Scathing criticism for Michael Moore and Fahrenheit 9/11

To describe this film as dishonest and demagogic would almost be to promote those terms to the level of respectability. To describe this film as a piece of crap would be to run the risk of a discourse that would never again rise above the excremental. To describe it as an exercise in facile crowd-pleasing would be too obvious. Fahrenheit 9/11 is a sinister exercise in moral frivolity, crudely disguised as an exercise in seriousness. It is also a spectacle of abject political cowardice masking itself as a demonstration of “dissenting” bravery.

Hitchens critique of Moore and his “documentary” is devastating. It won’t keep Moore from laughing all the way to the bank with this dreck, coming soon to a theatre near you.

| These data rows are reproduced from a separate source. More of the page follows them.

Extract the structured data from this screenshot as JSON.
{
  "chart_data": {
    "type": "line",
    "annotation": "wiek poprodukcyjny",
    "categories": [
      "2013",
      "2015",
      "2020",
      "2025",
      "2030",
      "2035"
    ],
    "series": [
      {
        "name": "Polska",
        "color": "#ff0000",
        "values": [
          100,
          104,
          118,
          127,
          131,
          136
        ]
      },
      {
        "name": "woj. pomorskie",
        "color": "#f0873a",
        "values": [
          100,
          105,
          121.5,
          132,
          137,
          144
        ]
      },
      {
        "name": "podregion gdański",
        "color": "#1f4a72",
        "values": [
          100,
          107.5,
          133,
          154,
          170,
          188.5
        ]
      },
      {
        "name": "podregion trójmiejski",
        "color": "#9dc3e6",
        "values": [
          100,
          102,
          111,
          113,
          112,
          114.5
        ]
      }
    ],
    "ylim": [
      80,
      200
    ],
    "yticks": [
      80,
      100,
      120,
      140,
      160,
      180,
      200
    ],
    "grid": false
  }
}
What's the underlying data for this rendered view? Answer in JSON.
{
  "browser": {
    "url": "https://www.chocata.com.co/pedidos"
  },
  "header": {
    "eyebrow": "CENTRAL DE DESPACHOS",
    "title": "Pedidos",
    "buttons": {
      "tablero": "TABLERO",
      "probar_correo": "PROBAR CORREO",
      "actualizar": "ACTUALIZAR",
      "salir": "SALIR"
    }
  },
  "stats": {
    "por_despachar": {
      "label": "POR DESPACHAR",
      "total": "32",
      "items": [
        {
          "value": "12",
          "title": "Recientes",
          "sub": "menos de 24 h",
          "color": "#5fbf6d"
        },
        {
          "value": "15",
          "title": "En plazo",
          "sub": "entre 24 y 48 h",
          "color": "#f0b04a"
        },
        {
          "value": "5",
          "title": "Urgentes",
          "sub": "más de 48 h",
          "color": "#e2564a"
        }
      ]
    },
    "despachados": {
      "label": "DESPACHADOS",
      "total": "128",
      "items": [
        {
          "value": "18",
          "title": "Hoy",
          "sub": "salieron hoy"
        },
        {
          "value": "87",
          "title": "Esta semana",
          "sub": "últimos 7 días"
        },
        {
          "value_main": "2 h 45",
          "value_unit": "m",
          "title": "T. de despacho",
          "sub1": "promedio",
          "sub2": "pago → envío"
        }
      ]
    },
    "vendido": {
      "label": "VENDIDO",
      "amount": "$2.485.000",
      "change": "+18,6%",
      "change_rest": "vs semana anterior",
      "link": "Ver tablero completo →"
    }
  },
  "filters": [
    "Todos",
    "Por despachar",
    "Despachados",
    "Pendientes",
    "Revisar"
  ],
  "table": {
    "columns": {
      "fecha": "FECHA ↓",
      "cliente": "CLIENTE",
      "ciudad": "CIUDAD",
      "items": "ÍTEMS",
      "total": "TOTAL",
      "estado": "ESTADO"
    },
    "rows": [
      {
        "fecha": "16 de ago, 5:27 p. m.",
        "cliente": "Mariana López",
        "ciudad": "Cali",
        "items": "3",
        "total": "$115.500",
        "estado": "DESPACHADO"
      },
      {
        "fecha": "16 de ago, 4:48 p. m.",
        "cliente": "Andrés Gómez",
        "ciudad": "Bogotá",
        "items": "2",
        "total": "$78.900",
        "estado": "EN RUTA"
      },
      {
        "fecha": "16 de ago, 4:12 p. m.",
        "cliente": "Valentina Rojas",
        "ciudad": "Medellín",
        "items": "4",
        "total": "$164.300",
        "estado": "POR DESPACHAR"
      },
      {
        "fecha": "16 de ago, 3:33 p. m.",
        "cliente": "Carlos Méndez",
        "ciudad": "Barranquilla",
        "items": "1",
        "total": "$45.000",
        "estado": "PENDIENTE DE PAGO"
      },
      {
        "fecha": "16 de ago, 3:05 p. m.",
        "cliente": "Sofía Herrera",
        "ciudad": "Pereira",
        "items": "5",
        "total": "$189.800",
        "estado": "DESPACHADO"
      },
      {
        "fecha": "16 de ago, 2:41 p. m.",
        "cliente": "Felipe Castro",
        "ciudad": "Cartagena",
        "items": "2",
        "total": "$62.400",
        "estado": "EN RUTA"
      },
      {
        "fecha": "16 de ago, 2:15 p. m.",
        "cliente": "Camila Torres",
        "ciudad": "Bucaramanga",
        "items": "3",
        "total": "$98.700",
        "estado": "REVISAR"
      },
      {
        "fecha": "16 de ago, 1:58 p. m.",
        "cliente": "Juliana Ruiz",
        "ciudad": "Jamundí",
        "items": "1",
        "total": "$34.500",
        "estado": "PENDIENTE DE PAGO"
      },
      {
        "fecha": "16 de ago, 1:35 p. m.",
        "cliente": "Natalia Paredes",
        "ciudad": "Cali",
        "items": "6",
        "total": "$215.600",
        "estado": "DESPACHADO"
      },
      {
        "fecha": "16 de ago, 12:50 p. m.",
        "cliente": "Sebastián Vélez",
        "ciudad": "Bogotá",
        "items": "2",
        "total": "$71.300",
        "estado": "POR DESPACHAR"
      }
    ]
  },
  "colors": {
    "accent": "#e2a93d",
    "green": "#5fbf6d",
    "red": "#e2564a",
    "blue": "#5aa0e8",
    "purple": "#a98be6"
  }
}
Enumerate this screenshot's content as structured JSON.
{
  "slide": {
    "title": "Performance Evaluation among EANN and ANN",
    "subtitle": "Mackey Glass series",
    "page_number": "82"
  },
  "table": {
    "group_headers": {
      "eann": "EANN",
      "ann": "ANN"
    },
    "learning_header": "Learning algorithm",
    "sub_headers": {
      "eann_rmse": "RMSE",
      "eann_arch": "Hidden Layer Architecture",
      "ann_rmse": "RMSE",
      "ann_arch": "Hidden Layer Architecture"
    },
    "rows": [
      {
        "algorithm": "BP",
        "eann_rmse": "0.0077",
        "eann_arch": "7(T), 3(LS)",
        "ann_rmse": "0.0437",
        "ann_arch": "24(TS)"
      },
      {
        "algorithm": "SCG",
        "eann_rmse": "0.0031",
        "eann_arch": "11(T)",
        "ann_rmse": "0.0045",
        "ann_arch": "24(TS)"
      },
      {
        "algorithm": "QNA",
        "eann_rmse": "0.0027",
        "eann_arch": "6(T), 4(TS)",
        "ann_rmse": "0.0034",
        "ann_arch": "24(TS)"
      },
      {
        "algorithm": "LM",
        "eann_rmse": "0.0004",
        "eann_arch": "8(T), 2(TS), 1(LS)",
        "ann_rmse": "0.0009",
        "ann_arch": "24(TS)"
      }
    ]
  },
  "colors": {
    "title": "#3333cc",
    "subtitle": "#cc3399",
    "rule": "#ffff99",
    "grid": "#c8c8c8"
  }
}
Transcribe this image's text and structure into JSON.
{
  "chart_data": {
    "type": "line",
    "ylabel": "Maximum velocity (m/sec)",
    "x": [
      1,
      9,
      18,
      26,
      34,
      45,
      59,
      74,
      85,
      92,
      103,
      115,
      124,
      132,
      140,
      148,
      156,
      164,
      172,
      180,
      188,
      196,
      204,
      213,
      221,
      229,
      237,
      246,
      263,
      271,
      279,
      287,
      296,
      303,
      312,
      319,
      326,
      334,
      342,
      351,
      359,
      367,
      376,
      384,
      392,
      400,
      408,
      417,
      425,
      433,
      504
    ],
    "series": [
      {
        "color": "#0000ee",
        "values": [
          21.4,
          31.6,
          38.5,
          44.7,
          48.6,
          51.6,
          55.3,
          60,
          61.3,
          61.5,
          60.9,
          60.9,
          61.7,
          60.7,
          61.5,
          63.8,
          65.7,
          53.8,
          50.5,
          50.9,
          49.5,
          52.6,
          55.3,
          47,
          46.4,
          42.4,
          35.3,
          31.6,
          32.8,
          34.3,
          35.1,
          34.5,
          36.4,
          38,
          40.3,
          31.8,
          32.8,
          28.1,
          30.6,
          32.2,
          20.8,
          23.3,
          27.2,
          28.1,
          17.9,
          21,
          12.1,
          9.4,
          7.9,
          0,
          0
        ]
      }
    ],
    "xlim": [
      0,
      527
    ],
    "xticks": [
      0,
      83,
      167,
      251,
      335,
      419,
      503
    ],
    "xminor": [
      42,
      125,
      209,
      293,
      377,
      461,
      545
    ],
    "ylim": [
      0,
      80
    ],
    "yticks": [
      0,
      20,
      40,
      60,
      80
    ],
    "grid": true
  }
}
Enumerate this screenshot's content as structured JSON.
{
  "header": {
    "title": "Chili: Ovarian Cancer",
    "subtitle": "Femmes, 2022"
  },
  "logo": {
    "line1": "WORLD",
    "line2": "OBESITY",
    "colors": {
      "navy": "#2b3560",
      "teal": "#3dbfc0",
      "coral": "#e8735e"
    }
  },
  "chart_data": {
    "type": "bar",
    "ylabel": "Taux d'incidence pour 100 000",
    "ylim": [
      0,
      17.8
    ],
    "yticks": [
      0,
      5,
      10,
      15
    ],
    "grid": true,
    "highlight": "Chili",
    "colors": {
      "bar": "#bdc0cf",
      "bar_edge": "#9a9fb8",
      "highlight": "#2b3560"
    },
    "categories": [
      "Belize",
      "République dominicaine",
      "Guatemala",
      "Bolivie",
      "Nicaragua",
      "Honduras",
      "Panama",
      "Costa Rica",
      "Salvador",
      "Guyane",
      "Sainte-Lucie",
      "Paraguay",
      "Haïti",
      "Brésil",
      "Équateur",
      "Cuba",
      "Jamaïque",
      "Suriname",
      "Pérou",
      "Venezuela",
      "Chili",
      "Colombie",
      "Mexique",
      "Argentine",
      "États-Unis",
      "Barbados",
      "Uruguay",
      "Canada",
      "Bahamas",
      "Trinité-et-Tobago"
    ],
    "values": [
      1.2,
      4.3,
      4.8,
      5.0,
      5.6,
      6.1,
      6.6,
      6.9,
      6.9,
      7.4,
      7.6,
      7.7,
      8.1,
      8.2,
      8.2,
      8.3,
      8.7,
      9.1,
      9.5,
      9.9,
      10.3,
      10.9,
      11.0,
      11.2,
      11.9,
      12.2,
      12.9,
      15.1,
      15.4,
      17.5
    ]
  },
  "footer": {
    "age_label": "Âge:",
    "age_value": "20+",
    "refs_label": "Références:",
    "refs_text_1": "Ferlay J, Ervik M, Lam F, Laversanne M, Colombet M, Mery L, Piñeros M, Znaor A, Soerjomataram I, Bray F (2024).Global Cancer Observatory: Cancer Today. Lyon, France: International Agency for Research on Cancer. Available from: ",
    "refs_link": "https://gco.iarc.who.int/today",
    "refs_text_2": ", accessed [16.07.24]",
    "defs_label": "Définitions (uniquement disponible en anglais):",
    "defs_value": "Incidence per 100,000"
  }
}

Anti-Christian movie released, gets booed by critics

The anti-Christian movie “Saved!” (don’t forget the exclamation! point! at! the! end!) was released in hundreds of movie theaters two weeks ago. Why is it anti-Christian? Because Christians are portrayed as nasty, thoughtless, and intolerant, and the symbols and beliefs of Christianity are held up for ridicule. Other than that, it’s very respectful, I’m quite sure.
Despite reflecting the film industry’s general contempt for faith, movie reviewers are bothered by the movie. You might find that shocking — are they saying that evangelical Christians deserve fair treatment, at least as fair as Muslims or Arabs? Nope. They are concerned because an unwed teen mother didn’t consider killing her baby.

…You see, the main character, a high-school senior, gets pregnant while having sex with her gay boyfriend. She then carries their baby to term. Owen Gleiberman of Entertainment Weekly lamented that the girl’s “crisis is ‘resolved’ with a starry-eyed naivete that borders on the irresponsible. I wish that Saved! weren’t a facile pro-life movie.” Atkinson was likewise bothered by the way “the narrative fastidiously avoids . . . the possibility of abortion.” Ditto for Denby. And double ditto for Salon’s Stephanie Zacharek, who spent a quarter of her review on this lament.

The above is from Jonathan Last of the Weekly Standard. He also writes this funny passage in a summary of the film’s reviews:

Don R. Lewis, of Film Threat, wrote that Saved! is “a sweet and
funny movie that starts off with bite but settles into an honest feeling of happiness and acceptance for all types of people and their choices.” Of course, he doesn’t really mean all types of people. He went on to note that the movie is “a gentle exploration of why the judgments of the Catholic church are so screwed up.” (Saved! is about evangelical Christians–not Catholics–but you know how it is. They all look alike.)